CTO left without a word - theearlybird
Hey fellow friends! Recently, my CTO who doesn&#x27;t talk at all left without a word. Any idea on what to do?
======
vectorEQ
Find a CTO who is more talkative. Communication is key, so if this was
something this person could not do and still can't , dont bother with them
anymore. It's really hurtful for a company to have people who dont or barely
communicate so if this was/is an issue, don't be sad about having it resolved
now even though that means you will need to find a new suitable CTO. Best of
luck with that, i'm sure there's plenty fit for the job you are offering who
are able to communicate properly.

Its one thing to have a technical genious as CTO, if they are incapable of
proper communication, this is still useless person for the role. (maybe beter
as an engineer or someone who is talking to machines instead of people..)

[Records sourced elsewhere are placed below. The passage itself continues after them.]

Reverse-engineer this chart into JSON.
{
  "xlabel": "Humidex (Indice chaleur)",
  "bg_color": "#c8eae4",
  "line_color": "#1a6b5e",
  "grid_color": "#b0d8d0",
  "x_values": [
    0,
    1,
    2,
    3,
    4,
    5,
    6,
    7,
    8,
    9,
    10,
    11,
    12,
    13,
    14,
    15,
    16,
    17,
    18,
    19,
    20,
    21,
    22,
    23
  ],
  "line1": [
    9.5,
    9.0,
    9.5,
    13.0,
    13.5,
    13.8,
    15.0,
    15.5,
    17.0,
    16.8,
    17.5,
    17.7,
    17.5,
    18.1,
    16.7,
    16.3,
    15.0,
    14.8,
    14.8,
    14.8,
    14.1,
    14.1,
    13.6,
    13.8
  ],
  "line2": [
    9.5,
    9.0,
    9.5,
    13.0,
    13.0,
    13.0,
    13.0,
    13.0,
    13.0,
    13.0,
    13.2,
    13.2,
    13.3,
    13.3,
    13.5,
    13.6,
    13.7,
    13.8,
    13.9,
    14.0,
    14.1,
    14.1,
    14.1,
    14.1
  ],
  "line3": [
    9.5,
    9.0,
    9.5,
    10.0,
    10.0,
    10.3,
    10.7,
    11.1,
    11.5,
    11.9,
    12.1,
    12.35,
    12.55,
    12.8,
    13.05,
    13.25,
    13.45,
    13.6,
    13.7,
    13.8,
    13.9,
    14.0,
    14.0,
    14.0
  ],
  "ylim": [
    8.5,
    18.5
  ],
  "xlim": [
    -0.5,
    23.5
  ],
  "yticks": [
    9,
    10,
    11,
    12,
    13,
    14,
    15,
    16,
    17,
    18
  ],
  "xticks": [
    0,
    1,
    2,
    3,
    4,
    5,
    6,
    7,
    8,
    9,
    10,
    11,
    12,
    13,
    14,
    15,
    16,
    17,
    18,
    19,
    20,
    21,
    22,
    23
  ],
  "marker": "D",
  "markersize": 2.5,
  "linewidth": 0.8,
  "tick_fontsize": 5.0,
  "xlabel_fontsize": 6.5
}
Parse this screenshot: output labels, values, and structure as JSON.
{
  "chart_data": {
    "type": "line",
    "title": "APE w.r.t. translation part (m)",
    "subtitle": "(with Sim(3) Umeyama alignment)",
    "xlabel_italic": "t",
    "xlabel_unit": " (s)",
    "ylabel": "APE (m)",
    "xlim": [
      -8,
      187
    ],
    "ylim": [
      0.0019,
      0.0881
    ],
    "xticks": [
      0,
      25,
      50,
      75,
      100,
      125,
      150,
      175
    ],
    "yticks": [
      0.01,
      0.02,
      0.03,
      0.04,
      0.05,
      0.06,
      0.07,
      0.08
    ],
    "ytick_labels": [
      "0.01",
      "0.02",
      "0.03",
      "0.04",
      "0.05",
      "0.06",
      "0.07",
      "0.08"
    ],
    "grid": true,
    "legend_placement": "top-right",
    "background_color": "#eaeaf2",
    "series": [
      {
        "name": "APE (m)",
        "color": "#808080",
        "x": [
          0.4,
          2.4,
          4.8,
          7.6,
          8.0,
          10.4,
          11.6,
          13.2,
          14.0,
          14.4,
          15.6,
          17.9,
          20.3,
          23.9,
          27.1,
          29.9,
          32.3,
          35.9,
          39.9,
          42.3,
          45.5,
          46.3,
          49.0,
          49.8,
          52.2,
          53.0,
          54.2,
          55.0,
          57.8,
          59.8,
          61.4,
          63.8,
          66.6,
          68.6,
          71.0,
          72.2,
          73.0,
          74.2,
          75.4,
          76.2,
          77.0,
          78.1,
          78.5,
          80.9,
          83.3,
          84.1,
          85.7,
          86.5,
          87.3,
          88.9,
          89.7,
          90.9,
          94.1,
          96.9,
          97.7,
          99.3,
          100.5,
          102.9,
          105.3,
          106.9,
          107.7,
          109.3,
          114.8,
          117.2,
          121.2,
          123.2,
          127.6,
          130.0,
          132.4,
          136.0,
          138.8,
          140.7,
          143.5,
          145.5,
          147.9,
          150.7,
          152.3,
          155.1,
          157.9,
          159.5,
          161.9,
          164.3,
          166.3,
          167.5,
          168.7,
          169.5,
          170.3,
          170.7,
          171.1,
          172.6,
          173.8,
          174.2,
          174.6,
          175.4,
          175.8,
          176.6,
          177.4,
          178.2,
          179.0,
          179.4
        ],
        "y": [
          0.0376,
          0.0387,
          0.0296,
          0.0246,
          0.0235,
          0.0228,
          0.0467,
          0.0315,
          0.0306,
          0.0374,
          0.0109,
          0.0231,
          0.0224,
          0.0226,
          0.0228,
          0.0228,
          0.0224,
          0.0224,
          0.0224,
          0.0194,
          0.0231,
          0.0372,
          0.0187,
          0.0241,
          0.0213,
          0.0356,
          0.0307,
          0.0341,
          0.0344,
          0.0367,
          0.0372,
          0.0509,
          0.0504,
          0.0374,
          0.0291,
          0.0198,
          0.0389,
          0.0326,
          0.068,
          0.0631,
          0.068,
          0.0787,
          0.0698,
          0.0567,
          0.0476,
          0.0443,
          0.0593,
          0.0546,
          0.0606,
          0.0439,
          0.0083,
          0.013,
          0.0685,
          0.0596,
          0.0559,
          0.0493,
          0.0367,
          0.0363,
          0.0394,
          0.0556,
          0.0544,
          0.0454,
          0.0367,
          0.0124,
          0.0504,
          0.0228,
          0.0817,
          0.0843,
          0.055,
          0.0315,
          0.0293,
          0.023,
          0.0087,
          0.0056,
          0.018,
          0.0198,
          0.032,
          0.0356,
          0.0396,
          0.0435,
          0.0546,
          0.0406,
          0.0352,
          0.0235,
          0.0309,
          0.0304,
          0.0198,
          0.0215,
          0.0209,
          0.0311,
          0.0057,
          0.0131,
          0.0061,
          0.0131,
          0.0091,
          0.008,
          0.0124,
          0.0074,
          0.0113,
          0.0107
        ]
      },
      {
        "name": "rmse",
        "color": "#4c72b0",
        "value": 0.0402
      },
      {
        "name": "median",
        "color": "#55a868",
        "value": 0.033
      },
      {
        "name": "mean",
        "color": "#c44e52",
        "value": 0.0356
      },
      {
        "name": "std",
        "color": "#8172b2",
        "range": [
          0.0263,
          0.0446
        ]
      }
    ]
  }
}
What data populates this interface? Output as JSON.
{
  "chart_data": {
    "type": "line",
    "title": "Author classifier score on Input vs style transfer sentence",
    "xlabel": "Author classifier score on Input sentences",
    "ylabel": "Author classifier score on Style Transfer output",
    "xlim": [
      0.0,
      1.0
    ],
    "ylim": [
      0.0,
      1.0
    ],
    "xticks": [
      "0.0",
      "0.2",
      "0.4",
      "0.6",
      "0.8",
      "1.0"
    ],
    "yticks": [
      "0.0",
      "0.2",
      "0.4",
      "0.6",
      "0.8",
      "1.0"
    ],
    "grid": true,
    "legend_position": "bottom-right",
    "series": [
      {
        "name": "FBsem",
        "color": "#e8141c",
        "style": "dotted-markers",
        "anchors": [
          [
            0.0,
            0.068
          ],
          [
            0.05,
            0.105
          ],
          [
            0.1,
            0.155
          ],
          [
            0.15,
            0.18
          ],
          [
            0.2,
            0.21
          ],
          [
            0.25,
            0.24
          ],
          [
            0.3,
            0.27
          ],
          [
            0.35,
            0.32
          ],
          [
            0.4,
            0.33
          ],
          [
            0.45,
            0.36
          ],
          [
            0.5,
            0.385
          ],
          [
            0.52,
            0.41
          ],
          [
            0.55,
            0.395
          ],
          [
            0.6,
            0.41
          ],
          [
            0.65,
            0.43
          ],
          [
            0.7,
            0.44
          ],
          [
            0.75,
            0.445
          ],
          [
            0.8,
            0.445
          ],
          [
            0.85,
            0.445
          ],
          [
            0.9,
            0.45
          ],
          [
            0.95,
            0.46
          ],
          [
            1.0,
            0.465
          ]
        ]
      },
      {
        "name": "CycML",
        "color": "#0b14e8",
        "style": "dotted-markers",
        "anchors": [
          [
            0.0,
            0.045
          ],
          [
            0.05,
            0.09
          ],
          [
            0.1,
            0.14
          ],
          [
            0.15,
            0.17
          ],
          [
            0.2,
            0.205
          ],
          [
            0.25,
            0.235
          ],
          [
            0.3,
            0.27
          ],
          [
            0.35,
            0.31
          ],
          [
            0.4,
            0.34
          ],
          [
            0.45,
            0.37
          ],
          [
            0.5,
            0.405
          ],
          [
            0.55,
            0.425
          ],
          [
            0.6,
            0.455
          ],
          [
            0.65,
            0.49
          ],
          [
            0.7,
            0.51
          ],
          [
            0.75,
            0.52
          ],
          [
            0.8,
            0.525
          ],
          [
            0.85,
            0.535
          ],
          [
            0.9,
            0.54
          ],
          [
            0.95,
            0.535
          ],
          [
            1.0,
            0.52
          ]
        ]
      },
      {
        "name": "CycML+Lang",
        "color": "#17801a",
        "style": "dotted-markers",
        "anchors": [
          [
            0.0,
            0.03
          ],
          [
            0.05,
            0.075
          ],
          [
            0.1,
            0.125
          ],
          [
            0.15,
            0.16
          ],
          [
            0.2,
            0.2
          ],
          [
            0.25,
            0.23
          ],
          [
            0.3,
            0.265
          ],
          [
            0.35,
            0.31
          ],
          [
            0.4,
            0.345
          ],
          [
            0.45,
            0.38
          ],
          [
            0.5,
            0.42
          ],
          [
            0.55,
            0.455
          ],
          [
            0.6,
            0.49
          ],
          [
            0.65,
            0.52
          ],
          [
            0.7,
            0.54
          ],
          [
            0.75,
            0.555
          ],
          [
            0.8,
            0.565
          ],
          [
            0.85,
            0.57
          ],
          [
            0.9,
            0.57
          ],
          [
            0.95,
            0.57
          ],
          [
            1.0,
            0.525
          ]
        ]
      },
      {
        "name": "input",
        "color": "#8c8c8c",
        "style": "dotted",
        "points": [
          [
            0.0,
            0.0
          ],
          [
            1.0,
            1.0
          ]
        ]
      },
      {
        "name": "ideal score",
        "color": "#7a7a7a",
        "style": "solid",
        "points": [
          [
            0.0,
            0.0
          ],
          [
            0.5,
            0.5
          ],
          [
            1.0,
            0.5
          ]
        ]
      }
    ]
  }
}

that someone would leave without a word is already a big indication things
before weren't beign communicated properly, bottled up, and eventually this
triggered this happening.

------
golemelog
1\. Wanna get the info why he walked away? \- Tell the CTO: "You're fired!
(assuming you're the CEO or co-founder)". Next time you know, he will give you
reasons why he left. \- By harvesting information from people close to the
CTO.

2\. Wanna continue with your endeavor or go on with your life (assuming you're
the CEO or co-founder)? \- Find another CTO